🤖 AI Summary
This study addresses the limitations of traditional research that relies on static cross-sectional data, which struggles to uncover the long-term evolutionary dynamics of academic journal editorial boards. By constructing a novel three-layer stock-and-flow framework integrating journal demography, editorial position transitions, and individual editor mobility, this work introduces system dynamics methodology into editorial board analysis for the first time, leveraging the GOELD longitudinal database spanning 1866–2019 and covering approximately 1,700 economics journals. The analysis identifies 1946–1956 as a pivotal expansion phase marking the transition from “small science” to “big science,” and reveals that between 2006 and 2019, editorial boards entered a stable phase characterized by low turnover and high closure, thereby systematically delineating the century-long structural transformation of the academic gatekeeping system.
📝 Abstract
Research on the editorial boards of scholarly journals has predominantly relied on static, cross-sectional data, focusing on their composition or interlocking editorships at single points in time.
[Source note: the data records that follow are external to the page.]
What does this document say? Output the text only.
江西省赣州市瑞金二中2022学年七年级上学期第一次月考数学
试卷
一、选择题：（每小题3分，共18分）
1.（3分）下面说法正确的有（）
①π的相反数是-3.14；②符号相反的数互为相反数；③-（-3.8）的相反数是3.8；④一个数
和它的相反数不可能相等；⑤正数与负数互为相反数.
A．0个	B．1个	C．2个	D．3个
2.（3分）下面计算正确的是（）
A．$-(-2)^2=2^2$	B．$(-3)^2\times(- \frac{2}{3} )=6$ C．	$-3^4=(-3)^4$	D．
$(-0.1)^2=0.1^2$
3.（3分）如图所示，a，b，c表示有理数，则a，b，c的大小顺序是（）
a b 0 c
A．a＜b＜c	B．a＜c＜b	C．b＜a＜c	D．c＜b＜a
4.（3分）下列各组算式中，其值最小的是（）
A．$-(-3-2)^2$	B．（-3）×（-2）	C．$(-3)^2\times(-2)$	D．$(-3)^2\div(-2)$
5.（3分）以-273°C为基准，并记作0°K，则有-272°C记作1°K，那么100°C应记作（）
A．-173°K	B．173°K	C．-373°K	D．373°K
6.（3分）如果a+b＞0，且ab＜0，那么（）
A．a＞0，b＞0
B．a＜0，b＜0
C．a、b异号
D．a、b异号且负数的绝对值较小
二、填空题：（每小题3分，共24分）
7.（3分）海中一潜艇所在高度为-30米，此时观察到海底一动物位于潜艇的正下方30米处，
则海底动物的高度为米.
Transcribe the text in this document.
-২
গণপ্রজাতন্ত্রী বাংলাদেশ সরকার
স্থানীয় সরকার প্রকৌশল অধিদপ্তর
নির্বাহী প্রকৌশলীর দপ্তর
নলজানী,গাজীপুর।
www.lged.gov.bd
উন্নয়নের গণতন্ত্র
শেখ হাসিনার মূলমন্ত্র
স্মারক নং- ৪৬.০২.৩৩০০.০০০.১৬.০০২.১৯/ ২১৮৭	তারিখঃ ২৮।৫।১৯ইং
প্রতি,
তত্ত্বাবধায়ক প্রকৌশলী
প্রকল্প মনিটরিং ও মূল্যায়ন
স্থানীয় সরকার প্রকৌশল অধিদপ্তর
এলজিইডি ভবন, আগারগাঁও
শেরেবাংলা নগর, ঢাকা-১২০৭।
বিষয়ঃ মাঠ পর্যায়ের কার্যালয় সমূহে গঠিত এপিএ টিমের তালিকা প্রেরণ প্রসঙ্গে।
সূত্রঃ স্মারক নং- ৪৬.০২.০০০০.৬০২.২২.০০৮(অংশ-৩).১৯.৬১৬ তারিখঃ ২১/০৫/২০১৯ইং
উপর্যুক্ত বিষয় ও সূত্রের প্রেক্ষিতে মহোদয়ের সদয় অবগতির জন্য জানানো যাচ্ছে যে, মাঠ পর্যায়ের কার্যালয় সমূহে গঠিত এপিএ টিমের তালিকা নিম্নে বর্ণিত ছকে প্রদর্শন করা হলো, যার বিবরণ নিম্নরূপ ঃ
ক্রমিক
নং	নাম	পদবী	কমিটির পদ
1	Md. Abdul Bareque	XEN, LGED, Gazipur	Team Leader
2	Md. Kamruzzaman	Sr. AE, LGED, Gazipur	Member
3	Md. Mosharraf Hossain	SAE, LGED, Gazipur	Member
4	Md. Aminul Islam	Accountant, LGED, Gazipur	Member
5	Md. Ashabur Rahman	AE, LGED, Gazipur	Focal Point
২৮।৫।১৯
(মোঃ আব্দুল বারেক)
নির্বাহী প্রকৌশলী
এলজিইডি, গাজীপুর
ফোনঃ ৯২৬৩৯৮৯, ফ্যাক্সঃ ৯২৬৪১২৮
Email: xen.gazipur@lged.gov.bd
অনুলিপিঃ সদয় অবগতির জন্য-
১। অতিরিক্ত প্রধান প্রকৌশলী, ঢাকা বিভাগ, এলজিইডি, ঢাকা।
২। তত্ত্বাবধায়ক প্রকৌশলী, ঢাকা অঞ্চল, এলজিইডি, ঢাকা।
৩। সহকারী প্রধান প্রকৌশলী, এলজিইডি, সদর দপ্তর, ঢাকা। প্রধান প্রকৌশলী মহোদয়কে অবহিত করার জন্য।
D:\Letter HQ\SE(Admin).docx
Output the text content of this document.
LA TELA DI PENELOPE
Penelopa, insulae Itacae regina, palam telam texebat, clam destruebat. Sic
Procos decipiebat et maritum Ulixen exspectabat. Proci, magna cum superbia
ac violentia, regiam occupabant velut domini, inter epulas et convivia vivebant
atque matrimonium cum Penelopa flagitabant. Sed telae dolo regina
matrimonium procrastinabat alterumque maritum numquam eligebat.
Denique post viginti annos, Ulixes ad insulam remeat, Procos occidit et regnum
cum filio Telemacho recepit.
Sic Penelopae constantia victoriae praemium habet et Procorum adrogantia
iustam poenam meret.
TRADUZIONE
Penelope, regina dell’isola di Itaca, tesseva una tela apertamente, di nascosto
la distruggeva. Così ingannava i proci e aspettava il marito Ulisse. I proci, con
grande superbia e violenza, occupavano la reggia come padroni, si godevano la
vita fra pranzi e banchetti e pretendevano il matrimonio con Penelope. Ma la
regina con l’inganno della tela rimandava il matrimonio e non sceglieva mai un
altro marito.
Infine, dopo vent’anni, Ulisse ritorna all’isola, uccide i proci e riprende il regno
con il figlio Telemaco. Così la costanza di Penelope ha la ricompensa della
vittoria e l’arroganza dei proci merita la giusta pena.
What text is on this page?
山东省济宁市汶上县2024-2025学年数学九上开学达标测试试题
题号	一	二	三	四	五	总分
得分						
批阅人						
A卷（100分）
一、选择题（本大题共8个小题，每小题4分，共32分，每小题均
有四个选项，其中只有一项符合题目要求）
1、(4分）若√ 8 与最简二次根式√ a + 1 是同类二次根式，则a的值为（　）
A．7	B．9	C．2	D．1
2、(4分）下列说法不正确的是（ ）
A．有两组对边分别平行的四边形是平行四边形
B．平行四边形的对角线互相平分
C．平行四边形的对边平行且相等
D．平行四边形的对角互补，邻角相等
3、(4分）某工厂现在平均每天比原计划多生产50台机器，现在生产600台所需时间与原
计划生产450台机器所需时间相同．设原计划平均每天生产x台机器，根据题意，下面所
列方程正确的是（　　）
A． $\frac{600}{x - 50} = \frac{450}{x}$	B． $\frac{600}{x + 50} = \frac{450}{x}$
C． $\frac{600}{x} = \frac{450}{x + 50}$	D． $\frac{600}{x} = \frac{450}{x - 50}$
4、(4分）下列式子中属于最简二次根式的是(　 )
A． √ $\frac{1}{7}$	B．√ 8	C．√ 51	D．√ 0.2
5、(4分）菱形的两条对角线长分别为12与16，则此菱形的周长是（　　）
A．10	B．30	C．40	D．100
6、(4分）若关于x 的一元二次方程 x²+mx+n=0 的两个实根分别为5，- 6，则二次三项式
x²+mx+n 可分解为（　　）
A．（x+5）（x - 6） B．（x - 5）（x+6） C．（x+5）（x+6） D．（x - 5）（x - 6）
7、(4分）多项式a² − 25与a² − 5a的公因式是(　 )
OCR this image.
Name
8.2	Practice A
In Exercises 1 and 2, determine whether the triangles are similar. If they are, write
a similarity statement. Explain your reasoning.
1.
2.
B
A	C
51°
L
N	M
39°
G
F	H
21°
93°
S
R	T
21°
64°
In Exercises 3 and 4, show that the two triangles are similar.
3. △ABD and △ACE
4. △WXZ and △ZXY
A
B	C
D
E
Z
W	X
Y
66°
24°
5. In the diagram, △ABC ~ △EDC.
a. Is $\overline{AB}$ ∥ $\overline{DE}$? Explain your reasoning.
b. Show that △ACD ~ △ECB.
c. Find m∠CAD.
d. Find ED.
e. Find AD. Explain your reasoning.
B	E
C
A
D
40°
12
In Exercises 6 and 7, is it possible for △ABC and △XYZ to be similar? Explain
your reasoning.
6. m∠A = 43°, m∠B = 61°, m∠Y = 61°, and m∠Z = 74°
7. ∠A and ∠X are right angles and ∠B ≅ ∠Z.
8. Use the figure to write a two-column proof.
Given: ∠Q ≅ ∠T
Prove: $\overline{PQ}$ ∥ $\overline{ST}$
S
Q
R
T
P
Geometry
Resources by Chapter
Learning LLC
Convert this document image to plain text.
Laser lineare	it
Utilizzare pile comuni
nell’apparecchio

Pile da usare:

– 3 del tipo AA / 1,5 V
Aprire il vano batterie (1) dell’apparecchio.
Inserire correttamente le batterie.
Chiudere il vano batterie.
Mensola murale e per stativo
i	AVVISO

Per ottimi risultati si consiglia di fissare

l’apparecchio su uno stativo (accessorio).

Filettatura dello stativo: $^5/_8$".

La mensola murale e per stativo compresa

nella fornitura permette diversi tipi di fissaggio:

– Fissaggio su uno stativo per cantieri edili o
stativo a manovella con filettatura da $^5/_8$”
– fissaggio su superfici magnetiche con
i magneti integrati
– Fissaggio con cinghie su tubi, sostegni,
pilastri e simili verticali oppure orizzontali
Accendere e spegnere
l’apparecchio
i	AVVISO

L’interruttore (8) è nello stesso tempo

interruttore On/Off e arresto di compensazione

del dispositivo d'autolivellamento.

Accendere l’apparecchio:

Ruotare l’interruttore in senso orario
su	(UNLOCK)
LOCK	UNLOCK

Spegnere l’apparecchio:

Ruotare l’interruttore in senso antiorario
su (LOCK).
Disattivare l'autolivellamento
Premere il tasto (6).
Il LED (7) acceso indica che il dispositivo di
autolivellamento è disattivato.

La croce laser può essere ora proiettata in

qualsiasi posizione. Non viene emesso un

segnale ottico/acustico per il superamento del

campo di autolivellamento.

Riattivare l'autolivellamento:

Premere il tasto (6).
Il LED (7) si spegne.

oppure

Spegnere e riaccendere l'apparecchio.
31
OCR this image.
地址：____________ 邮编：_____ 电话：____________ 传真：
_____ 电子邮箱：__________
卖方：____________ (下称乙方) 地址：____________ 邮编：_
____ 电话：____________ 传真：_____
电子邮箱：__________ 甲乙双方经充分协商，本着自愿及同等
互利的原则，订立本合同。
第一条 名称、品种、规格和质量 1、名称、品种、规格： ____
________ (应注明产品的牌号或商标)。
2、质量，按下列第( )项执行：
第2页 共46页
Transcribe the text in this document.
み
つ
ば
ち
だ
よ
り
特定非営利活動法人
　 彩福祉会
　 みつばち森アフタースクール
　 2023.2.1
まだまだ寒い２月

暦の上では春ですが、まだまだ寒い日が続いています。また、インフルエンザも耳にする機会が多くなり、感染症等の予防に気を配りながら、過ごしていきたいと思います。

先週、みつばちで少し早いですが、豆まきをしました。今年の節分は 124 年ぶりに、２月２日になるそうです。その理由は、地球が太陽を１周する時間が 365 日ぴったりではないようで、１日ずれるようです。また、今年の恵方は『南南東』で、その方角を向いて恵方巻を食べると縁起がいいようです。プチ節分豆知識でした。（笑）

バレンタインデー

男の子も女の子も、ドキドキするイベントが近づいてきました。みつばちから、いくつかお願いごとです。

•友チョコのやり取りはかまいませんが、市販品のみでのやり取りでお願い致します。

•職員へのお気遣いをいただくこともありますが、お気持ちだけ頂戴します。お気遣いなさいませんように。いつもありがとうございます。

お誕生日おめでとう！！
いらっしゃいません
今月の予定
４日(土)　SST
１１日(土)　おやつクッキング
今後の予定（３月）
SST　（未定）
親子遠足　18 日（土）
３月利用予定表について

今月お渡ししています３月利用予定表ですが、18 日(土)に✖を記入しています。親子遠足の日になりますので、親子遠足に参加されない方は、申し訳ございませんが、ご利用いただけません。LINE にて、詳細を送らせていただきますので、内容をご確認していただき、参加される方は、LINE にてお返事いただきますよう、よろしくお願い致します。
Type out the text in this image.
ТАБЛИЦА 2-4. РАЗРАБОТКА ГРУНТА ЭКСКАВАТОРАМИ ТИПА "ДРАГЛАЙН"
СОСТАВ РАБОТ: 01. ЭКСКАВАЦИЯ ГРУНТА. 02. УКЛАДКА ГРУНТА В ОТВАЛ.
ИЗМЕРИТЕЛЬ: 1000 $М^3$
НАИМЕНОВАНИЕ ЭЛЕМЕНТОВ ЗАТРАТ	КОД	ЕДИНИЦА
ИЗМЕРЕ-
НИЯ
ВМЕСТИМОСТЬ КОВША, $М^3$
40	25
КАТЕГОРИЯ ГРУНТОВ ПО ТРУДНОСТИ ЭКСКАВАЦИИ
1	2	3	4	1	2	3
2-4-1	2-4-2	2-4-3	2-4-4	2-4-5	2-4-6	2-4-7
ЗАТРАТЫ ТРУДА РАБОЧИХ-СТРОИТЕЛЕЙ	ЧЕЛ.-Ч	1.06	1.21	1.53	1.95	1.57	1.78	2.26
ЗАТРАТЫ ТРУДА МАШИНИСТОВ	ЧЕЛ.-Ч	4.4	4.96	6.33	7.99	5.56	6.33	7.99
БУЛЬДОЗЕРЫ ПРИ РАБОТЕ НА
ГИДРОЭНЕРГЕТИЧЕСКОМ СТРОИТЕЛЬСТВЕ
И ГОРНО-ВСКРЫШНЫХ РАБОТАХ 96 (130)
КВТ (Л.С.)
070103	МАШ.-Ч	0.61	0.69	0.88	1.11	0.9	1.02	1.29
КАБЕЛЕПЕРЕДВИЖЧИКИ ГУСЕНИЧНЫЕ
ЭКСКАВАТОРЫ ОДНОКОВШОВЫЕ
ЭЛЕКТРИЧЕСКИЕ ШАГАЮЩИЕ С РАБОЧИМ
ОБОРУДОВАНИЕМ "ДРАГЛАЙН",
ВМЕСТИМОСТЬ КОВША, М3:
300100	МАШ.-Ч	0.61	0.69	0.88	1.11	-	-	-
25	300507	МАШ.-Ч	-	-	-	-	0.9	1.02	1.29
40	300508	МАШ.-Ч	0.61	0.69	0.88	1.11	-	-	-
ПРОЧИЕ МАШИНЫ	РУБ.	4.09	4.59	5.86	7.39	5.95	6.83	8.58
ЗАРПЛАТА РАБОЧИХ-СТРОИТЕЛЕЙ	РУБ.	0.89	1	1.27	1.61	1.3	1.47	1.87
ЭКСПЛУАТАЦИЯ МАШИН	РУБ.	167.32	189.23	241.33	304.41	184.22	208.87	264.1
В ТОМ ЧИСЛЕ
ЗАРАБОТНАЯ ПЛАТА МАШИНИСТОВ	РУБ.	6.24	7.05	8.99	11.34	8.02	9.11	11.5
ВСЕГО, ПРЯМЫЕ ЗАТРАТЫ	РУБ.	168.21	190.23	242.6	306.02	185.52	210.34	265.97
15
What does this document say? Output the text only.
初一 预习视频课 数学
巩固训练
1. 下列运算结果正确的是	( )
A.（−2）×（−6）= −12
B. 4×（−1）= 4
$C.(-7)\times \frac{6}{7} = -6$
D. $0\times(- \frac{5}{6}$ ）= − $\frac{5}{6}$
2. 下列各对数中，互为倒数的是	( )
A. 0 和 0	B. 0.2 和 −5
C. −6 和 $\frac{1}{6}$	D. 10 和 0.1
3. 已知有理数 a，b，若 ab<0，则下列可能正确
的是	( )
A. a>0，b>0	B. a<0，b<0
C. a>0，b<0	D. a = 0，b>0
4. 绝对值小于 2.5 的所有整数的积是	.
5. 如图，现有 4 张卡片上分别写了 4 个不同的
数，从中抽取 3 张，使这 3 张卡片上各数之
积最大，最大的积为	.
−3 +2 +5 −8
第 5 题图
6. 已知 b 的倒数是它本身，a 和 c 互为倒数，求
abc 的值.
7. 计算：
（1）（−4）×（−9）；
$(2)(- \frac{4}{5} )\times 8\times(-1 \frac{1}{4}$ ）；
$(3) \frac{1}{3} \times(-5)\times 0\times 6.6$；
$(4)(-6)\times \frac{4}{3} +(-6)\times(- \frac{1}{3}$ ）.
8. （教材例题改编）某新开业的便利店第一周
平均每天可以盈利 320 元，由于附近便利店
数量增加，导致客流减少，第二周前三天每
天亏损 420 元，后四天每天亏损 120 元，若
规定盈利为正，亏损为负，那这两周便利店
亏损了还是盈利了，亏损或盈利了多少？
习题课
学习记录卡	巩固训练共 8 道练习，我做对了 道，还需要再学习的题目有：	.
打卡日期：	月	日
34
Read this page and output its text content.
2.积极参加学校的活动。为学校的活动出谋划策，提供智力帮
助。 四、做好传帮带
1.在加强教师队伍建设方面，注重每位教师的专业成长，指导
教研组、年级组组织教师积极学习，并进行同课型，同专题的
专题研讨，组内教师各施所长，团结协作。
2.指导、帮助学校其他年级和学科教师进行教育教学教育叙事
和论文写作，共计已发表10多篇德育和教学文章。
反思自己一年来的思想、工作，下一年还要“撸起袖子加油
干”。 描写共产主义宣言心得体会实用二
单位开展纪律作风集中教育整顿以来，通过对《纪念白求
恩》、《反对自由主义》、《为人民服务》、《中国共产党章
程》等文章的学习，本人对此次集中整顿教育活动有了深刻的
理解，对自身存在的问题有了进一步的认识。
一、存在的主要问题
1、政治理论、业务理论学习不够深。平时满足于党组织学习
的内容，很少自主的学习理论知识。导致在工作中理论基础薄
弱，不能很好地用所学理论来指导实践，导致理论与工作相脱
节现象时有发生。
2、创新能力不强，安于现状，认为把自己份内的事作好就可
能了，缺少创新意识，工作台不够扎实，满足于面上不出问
To address this gap, a formal stock-flow framework is developed for analyzing the longitudinal dynamics of editorial boards. The model integrates three interconnected layers: journal demographics, the dynamics of editorial positions, and the dynamics of board members. This framework is applied to the Gatekeepers of Economics Longitudinal Database (GOELD), which contains annual snapshots of editorial boards for approximately 1,700 economics journals from 1866 to 2006 (by decade), plus the years 2012 and 2019. The period until 1946 was characterized by small-scale: few journals and compact editorial communities. The decade from 1946 to 1956 marked the shift toward a''big science''model, initiating an era of expansionary growth fueled primarily by the founding of new journals. The contemporary period (2006-2019) appears to represent a structural break, characterized by low flux and more stable and more closed editorial communities. The results shows that the proposed framework enables a dynamic, long-term analysis of how journals and their gatekeeping systems evolve, grow, and structure themselves.